Thursday, March 17, 2016

The Case for Hillary - Updated

Jacob Hacker -- he of The Great Risk Shift -- has co-authored the best argument for Hillary in this cycle, along with a Berkeley Poli Sci prof named Paul Pierson. This is important. The campaign should spread this far and wide -- and Hillary should join them on their upcoming book tour for American Amnesia. I'm gonna order my copy.

Money quote:
"The fiercest attacks come from the right: In apocalyptic terms, conservatives attack government as an enemy — not an essential complement — of markets. Yet the left has its own sources of skepticism. Calling for a “political revolution,” Mr. Sanders casts government as so captured by powerful interests that only a popular upsurge will right the situation.

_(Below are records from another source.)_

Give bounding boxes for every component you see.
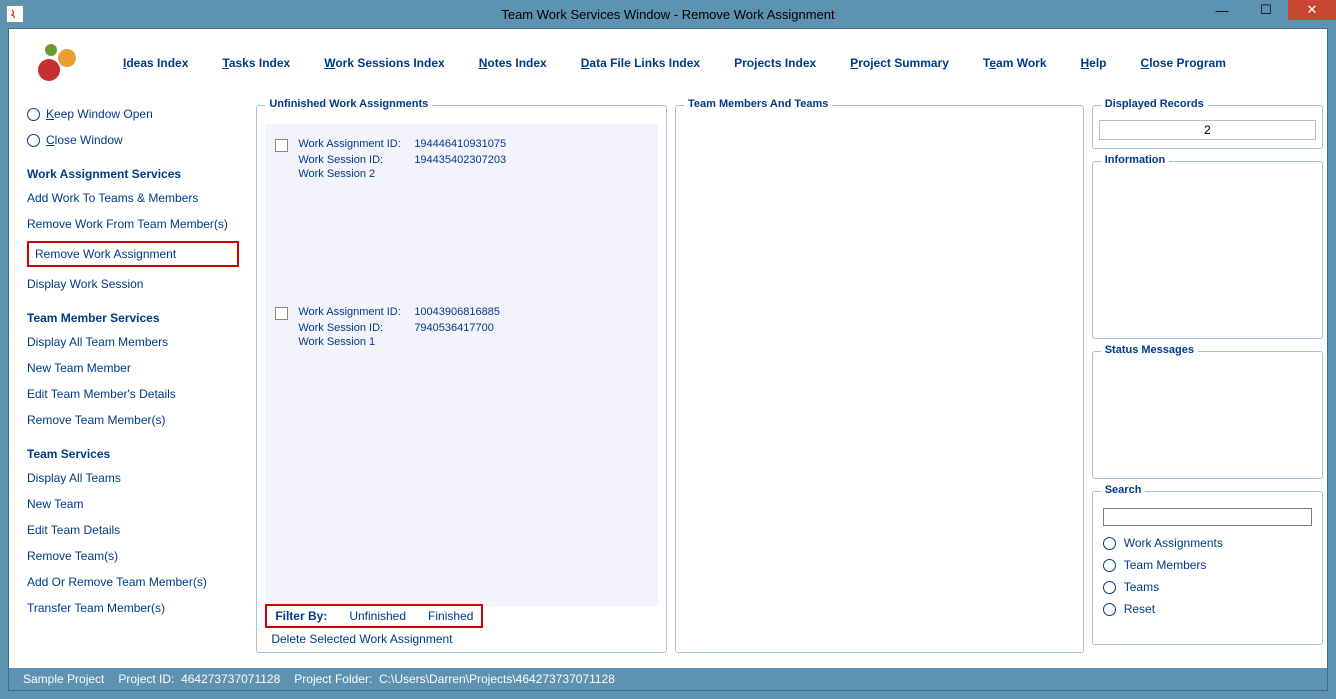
search-work-assignments[interactable]: Work Assignments <box>1103 536 1312 550</box>
wa-id-value: 194446410931075 <box>414 138 506 152</box>
ws-id-label: Work Session ID: <box>298 322 414 334</box>
minimize-button[interactable]: — <box>1200 0 1244 20</box>
unfinished-assignments-panel: Unfinished Work Assignments Work Assignm… <box>256 105 667 653</box>
close-window-radio[interactable]: Close Window <box>27 131 242 149</box>
assignments-list: Work Assignment ID: 194446410931075 Work… <box>265 124 658 606</box>
inner-frame: Ideas Index Tasks Index Work Sessions In… <box>8 28 1328 691</box>
keep-window-open-radio[interactable]: Keep Window Open <box>27 105 242 123</box>
display-work-session-link[interactable]: Display Work Session <box>27 275 242 293</box>
information-legend: Information <box>1101 154 1170 166</box>
displayed-records-panel: Displayed Records 2 <box>1092 105 1323 149</box>
remove-team-members-link[interactable]: Remove Team Member(s) <box>27 411 242 429</box>
edit-team-details-link[interactable]: Edit Team Details <box>27 521 242 539</box>
folder-label: Project Folder: <box>294 672 372 686</box>
radio-icon <box>27 108 40 121</box>
topbar: Ideas Index Tasks Index Work Sessions In… <box>9 29 1327 97</box>
display-all-members-link[interactable]: Display All Team Members <box>27 333 242 351</box>
menu-help[interactable]: Help <box>1081 56 1107 70</box>
titlebar: Team Work Services Window - Remove Work … <box>0 0 1336 28</box>
menu-projects[interactable]: Projects Index <box>734 56 816 70</box>
section-team-member: Team Member Services <box>27 311 242 325</box>
remove-teams-link[interactable]: Remove Team(s) <box>27 547 242 565</box>
menu-notes[interactable]: Notes Index <box>479 56 547 70</box>
sidebar: Keep Window Open Close Window Work Assig… <box>13 97 256 666</box>
menu-teamwork[interactable]: Team Work <box>983 56 1047 70</box>
pid-label: Project ID: <box>118 672 174 686</box>
team-members-panel: Team Members And Teams <box>675 105 1084 653</box>
search-reset-label: Reset <box>1124 602 1155 616</box>
team-members-legend: Team Members And Teams <box>684 98 832 110</box>
logo <box>29 38 89 88</box>
ws-name: Work Session 1 <box>298 336 414 348</box>
status-messages-panel: Status Messages <box>1092 351 1323 479</box>
status-project-name: Sample Project <box>23 672 104 686</box>
search-teams-label: Teams <box>1124 580 1159 594</box>
information-panel: Information <box>1092 161 1323 339</box>
assignment-item[interactable]: Work Assignment ID: 194446410931075 Work… <box>275 138 648 306</box>
radio-icon <box>1103 537 1116 550</box>
unfinished-assignments-legend: Unfinished Work Assignments <box>265 98 432 110</box>
section-team: Team Services <box>27 447 242 461</box>
new-team-member-link[interactable]: New Team Member <box>27 359 242 377</box>
filter-unfinished[interactable]: Unfinished <box>349 609 406 623</box>
display-all-teams-link[interactable]: Display All Teams <box>27 469 242 487</box>
assignment-item[interactable]: Work Assignment ID: 10043906816885 Work … <box>275 306 648 474</box>
search-legend: Search <box>1101 484 1146 496</box>
search-wa-label: Work Assignments <box>1124 536 1223 550</box>
ws-id-value: 194435402307203 <box>414 154 506 166</box>
search-panel: Search Work Assignments Team Members Tea… <box>1092 491 1323 645</box>
radio-icon <box>1103 603 1116 616</box>
add-remove-members-link[interactable]: Add Or Remove Team Member(s) <box>27 573 242 591</box>
status-project-id: Project ID: 464273737071128 <box>118 672 280 686</box>
filter-finished[interactable]: Finished <box>428 609 473 623</box>
ws-id-label: Work Session ID: <box>298 154 414 166</box>
add-work-link[interactable]: Add Work To Teams & Members <box>27 189 242 207</box>
menu: Ideas Index Tasks Index Work Sessions In… <box>123 56 1226 70</box>
menu-tasks[interactable]: Tasks Index <box>222 56 290 70</box>
remove-work-assignment-link[interactable]: Remove Work Assignment <box>27 241 239 267</box>
search-team-members[interactable]: Team Members <box>1103 558 1312 572</box>
close-button[interactable]: ✕ <box>1288 0 1336 20</box>
delete-selected-link[interactable]: Delete Selected Work Assignment <box>271 632 452 646</box>
wa-id-label: Work Assignment ID: <box>298 138 414 152</box>
ws-id-value: 7940536417700 <box>414 322 494 334</box>
search-tm-label: Team Members <box>1124 558 1207 572</box>
pid-value: 464273737071128 <box>181 672 280 686</box>
filter-row: Filter By: Unfinished Finished <box>265 604 483 628</box>
window-buttons: — ☐ ✕ <box>1200 0 1336 20</box>
checkbox[interactable] <box>275 139 288 152</box>
remove-work-from-members-link[interactable]: Remove Work From Team Member(s) <box>27 215 242 233</box>
transfer-members-link[interactable]: Transfer Team Member(s) <box>27 599 242 617</box>
folder-value: C:\Users\Darren\Projects\464273737071128 <box>379 672 615 686</box>
status-project-folder: Project Folder: C:\Users\Darren\Projects… <box>294 672 615 686</box>
menu-ideas[interactable]: Ideas Index <box>123 56 188 70</box>
section-work-assignment: Work Assignment Services <box>27 167 242 181</box>
checkbox[interactable] <box>275 307 288 320</box>
displayed-records-value: 2 <box>1099 120 1316 140</box>
displayed-records-legend: Displayed Records <box>1101 98 1208 110</box>
wa-id-value: 10043906816885 <box>414 306 500 320</box>
right-column: Displayed Records 2 Information Status M… <box>1092 97 1323 666</box>
maximize-button[interactable]: ☐ <box>1244 0 1288 20</box>
status-legend: Status Messages <box>1101 344 1198 356</box>
wa-id-label: Work Assignment ID: <box>298 306 414 320</box>
content: Keep Window Open Close Window Work Assig… <box>9 97 1327 666</box>
edit-team-member-link[interactable]: Edit Team Member's Details <box>27 385 242 403</box>
radio-icon <box>27 134 40 147</box>
menu-close[interactable]: Close Program <box>1141 56 1226 70</box>
search-teams[interactable]: Teams <box>1103 580 1312 594</box>
search-input[interactable] <box>1103 508 1312 526</box>
new-team-link[interactable]: New Team <box>27 495 242 513</box>
menu-projectsummary[interactable]: Project Summary <box>850 56 949 70</box>
ws-name: Work Session 2 <box>298 168 414 180</box>
radio-icon <box>1103 581 1116 594</box>
filter-label: Filter By: <box>275 609 327 623</box>
menu-worksessions[interactable]: Work Sessions Index <box>324 56 445 70</box>
statusbar: Sample Project Project ID: 4642737370711… <box>9 668 1327 690</box>
search-reset[interactable]: Reset <box>1103 602 1312 616</box>
window-title: Team Work Services Window - Remove Work … <box>0 7 1336 22</box>
menu-datafile[interactable]: Data File Links Index <box>581 56 700 70</box>
radio-icon <box>1103 559 1116 572</box>
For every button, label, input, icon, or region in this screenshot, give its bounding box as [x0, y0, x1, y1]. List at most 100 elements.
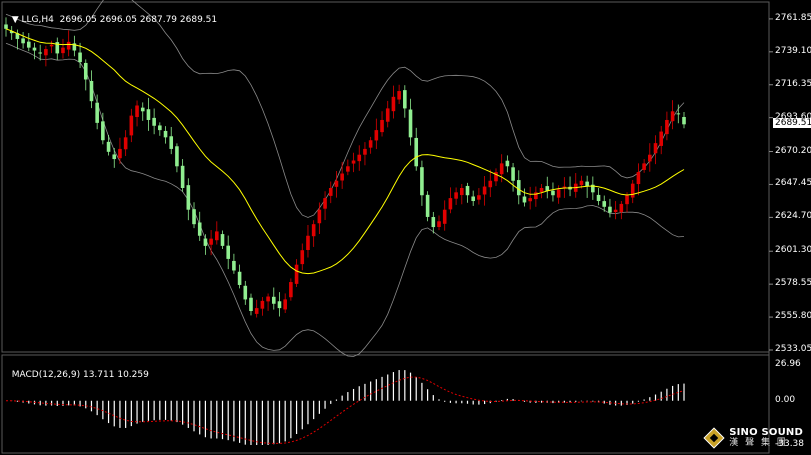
- candle-body: [123, 137, 128, 150]
- candle-body: [4, 24, 8, 29]
- candle-body: [363, 148, 367, 155]
- price-tick-label: 2761.85: [775, 12, 811, 23]
- candle-body: [334, 180, 339, 187]
- price-tick-label: 2624.70: [775, 211, 811, 222]
- candle-body: [471, 196, 475, 202]
- candle-body: [197, 222, 202, 236]
- candle-body: [83, 62, 88, 80]
- current-price-label: 2689.51: [773, 117, 811, 128]
- candle-body: [26, 41, 31, 48]
- macd-header: MACD(12,26,9) 13.711 10.259: [6, 360, 149, 380]
- candle-body: [397, 91, 401, 100]
- candle-body: [232, 260, 236, 271]
- candle-body: [32, 47, 37, 51]
- candle-body: [391, 96, 396, 112]
- candle-body: [129, 115, 134, 136]
- dropdown-triangle-icon[interactable]: ▼: [12, 15, 19, 25]
- candle-body: [408, 109, 413, 138]
- candle-body: [351, 160, 356, 164]
- candle-body: [294, 264, 299, 284]
- macd-main-value: 13.711: [82, 370, 115, 380]
- price-tick-label: 2670.20: [775, 145, 811, 156]
- candle-body: [101, 121, 105, 141]
- candle-body: [477, 195, 481, 200]
- candle-body: [648, 154, 652, 162]
- candle-body: [163, 130, 168, 138]
- candle-body: [357, 154, 362, 162]
- candle-body: [61, 47, 65, 54]
- candle-body: [579, 180, 584, 186]
- candle-body: [630, 183, 635, 198]
- candle-body: [596, 194, 601, 202]
- symbol-header: ▼ LLG,H4 2696.05 2696.05 2687.79 2689.51: [6, 5, 217, 25]
- macd-tick-label: 0.00: [775, 394, 796, 405]
- macd-tick-label: 26.96: [775, 359, 801, 369]
- candle-body: [78, 52, 82, 63]
- high-value: 2696.05: [99, 15, 137, 25]
- candle-body: [431, 217, 436, 228]
- candle-body: [516, 180, 521, 196]
- candle-body: [277, 301, 282, 309]
- candle-body: [180, 165, 185, 188]
- candle-body: [49, 44, 54, 47]
- candle-body: [283, 299, 287, 310]
- close-value: 2689.51: [179, 15, 218, 25]
- candle-body: [482, 186, 487, 195]
- price-tick-label: 2533.05: [775, 344, 811, 354]
- candle-body: [186, 185, 191, 210]
- candle-body: [175, 146, 179, 167]
- candle-body: [21, 38, 25, 44]
- candle-body: [608, 206, 612, 213]
- candle-body: [602, 201, 607, 207]
- candle-body: [106, 141, 111, 152]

This stance may not have the same anti-government tenor as conservatives’, but it sets up an impossibly high standard for reform and slights government’s continuing achievements (including the much-maligned Affordable Care Act, which has broadened coverage without driving up health prices)."
Update: I came upon the piece from earlier in the cycle that bears the same title as this post, and it bears re-posting.

4 comments:

Unknown said...

This is great ... and Falstaff has been on an incredible roll lately ... There is another very interesting argument made by the Economist -- that I have not seen made anywhere else. An HRC victory could create a political re-alignment that is actually good for America as a whole. Here is the thinking from the Economist:

'Or a President Hillary Clinton might argue for the virtues of democratic compromise, and not claim that she can magically give her core voters everything they want all of the time. If she were able to pursue a different kind of politics, one that seeks to deal with some Republican concerns as well as Democratic ones, she might just hold the new consensus together for longer, reshaping the parties, making the country more governable and burying Mr Trump’s offer of an America turned against itself. This is the distant promise that 2016 holds. As the battle lines are drawn, try to bear it in mind."

Falstaff said...

Hi,JP. I think one structural aspect of our politics for the next generation is pretty well set: The GOP is dead as a national party. It may be dead, period, a la the Whigs -- but its best-case scenario is to control congress. So I don't think it's really in Hillary's interest -- or the country's -- to aim for some Obama-esque ideological compromise. I think the game is going to be played out between the Executive branch and the Supreme Court, where a Dem replacement for Scalia (in all likelihood coming from Hillary, since the GOP will not confirm Garland) will become the swing vote on constitutionality of executive privilege.

Unknown said...

Falstaff. I was a little wobbly on HRC for a bit but am now feeling much better. Two things got me standing upright again -- HRC's own admission that she is not great at this political theater (essentially saying I know how to govern but am just not good at this horse shit) and that Hacker piece. I don't think HRC needs to aim for the Obama unicorn of ideological transcendence (which was admirable but see how far that got us) but she could revive the thread that Hacker points out as our unique advantage as a governing system -- the public, private partnership that so drove the tremendous growth of our country. I am now of the belief that HRC has the potential to be a transformational president. We can't go from where we are today (with Trump and Sanders) into political harmony. But we can revive what Hacker suggests as our extraordinary public-private partnership and stabilize things that we can then build on in the future. We can move from drowning government in the bathtub thinking to government and business working together and that may be HRC's legacy. That is what I am voting for.

Falstaff said...

As you know, I yield to no one in my regard for Hillary. But I guess I'm not as optimistic as you are. I'm not sure transformation is in the cards. But I do think that smarts, toughness and common sense can make a big difference. Also, there's nobody I'd want more in the driver's seat as the GOP melts down. She's got both the serious-wonk policy chops and the political chops to make the most of that historic shift.